Highlights & Insights¶
- First scaling laws for SR: This work demonstrates that symbolic regression obeys power-law scaling analogous to LLMs, providing a new design principle for the field — systematic performance improvement through scale rather than elaborate tricks.
- Learning rate trend opposite to LLMs: The optimal learning rate increases with scale in SR, revealing fundamental differences in training dynamics across task types.
- Direct practical value of token-to-parameter ratio: The optimal ratio of \(\approx 15\) provides practitioners with an actionable heuristic for resource allocation.
- Data generation methodology: Recursive generation combined with canonicalization and deduplication outperforms traditional random sampling, ensuring uniform coverage of expression space.
- Table-aware encoder: The row/column bidirectional attention design represents an effective cross-domain transfer from tabular foundation models.
Limitations & Future Work¶
- Limited expression complexity: Only expressions with ≤ 2 variables and small integer constants are considered; real-world SR tasks typically involve more variables and floating-point constants.
- Single-seed training: Due to compute constraints, each configuration is trained with a single seed, introducing result variance.
- Limited compute range: Three orders of magnitude provide limited reliability for extrapolation predictions.
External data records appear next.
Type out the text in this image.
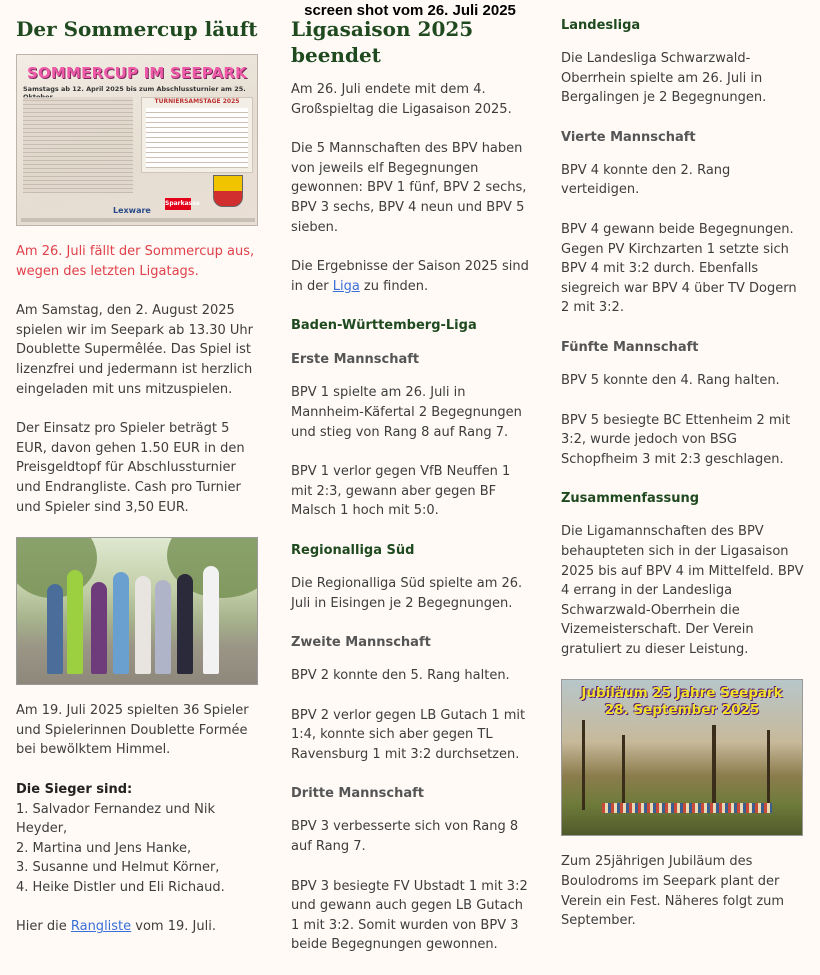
screen shot vom 26. Juli 2025
Der Sommercup läuft
SOMMERCUP IM SEEPARK
Samstags ab 12. April 2025 bis zum Abschlussturnier am 25.
TURNIERSAMSTAGE 2025
Lexware
Sparkasse

Am 26. Juli fällt der Sommercup aus, wegen des letzten Ligatags.

Am Samstag, den 2. August 2025 spielen wir im Seepark ab 13.30 Uhr Doublette Superm​êlée. Das Spiel ist lizenzfrei und jedermann ist herzlich eingeladen mit uns mitzuspielen.

Der Einsatz pro Spieler beträgt 5 EUR, davon gehen 1.50 EUR in den Preisgeldtopf für Abschlussturnier und Endrangliste. Cash pro Turnier und Spieler sind 3,50 EUR.

Am 19. Juli 2025 spielten 36 Spieler und Spielerinnen Doublette Formée bei bewölktem Himmel.

Die Sieger sind:
1. Salvador Fernandez und Nik Heyder,
2. Martina und Jens Hanke,
3. Susanne und Helmut Körner,
4. Heike Distler und Eli Richaud.

Hier die Rangliste vom 19. Juli.

Ligasaison 2025 beendet

Am 26. Juli endete mit dem 4. Großspieltag die Ligasaison 2025.

Die 5 Mannschaften des BPV haben von jeweils elf Begegnungen gewonnen: BPV 1 fünf, BPV 2 sechs, BPV 3 sechs, BPV 4 neun und BPV 5 sieben.

Die Ergebnisse der Saison 2025 sind in der Liga zu finden.

Baden-Württemberg-Liga
Erste Mannschaft

BPV 1 spielte am 26. Juli in Mannheim-Käfertal 2 Begegnungen und stieg von Rang 8 auf Rang 7.

BPV 1 verlor gegen VfB Neuffen 1 mit 2:3, gewann aber gegen BF Malsch 1 hoch mit 5:0.

Regionalliga Süd

Die Regionalliga Süd spielte am 26. Juli in Eisingen je 2 Begegnungen.

Zweite Mannschaft

BPV 2 konnte den 5. Rang halten.

BPV 2 verlor gegen LB Gutach 1 mit 1:4, konnte sich aber gegen TL Ravensburg 1 mit 3:2 durchsetzen.

Dritte Mannschaft

BPV 3 verbesserte sich von Rang 8 auf Rang 7.

BPV 3 besiegte FV Ubstadt 1 mit 3:2 und gewann auch gegen LB Gutach 1 mit 3:2. Somit wurden von BPV 3 beide Begegnungen gewonnen.

Landesliga

Die Landesliga Schwarzwald-Oberrhein spielte am 26. Juli in Bergalingen je 2 Begegnungen.

Vierte Mannschaft

BPV 4 konnte den 2. Rang verteidigen.

BPV 4 gewann beide Begegnungen. Gegen PV Kirchzarten 1 setzte sich BPV 4 mit 3:2 durch. Ebenfalls siegreich war BPV 4 über TV Dogern 2 mit 3:2.

Fünfte Mannschaft

BPV 5 konnte den 4. Rang halten.

BPV 5 besiegte BC Ettenheim 2 mit 3:2, wurde jedoch von BSG Schopfheim 3 mit 2:3 geschlagen.

Zusammenfassung

Die Ligamannschaften des BPV behaupteten sich in der Ligasaison 2025 bis auf BPV 4 im Mittelfeld. BPV 4 errang in der Landesliga Schwarzwald-Oberrhein die Vizemeisterschaft. Der Verein gratuliert zu dieser Leistung.

Jubiläum 25 Jahre Seepark
28. September 2025

Zum 25jährigen Jubiläum des Boulodroms im Seepark plant der Verein ein Fest. Näheres folgt zum September.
- No comparison with existing SR methods: The focus is on scaling insights without verifying whether the approach surpasses GP or other deep SR methods.
- Directions for improvement:
- Extend to more variables, floating-point constants, and more complex operator sets.
- Verify whether end-to-end SR + improved data generation + scaling comprehensively outperforms alternative methods.
- Train at larger scale (> 100M parameters) to validate extrapolation predictions.
Related Work & Insights¶
- E2E (Kamienny et al., NeurIPS 2022): The closest predecessor, the first end-to-end Transformer for SR; this work shifts focus from loss engineering to scaling effects.
- Biggio et al.: First proposed pretraining Transformers for SR, using a set encoder with BFGS constant optimization.
- Chinchilla (Hoffmann et al.): Compute-optimal scaling laws for language models; the methodology is directly borrowed by this work.
- TabPFN (Hollmann et al., Nature 2025): A tabular foundation model whose row/column attention architecture is adopted here.
- Core insight: Symbolic regression should follow the same paradigm as LLMs — systematically leveraging the benefits of scale rather than pursuing elaborate training tricks.
Rating¶
- Novelty: ⭐⭐⭐⭐ — First to introduce scaling law analysis into symbolic regression, filling an important gap.
- Technical Depth: ⭐⭐⭐ — The methodology is relatively standard (Transformer + synthetic data); the primary contribution lies in experimental design and analysis.
- Experimental Thoroughness: ⭐⭐⭐⭐ — Five model scales, three orders of magnitude of compute, and systematic hyperparameter sweeps, though single-seed training is a weakness.
- Value: ⭐⭐⭐⭐ — Token-to-parameter ratio and batch size/learning rate scaling trends are directly useful to SR practitioners.
- Writing Quality: ⭐⭐⭐⭐⭐ — Clear structure, well-designed figures, and prominent presentation of key findings.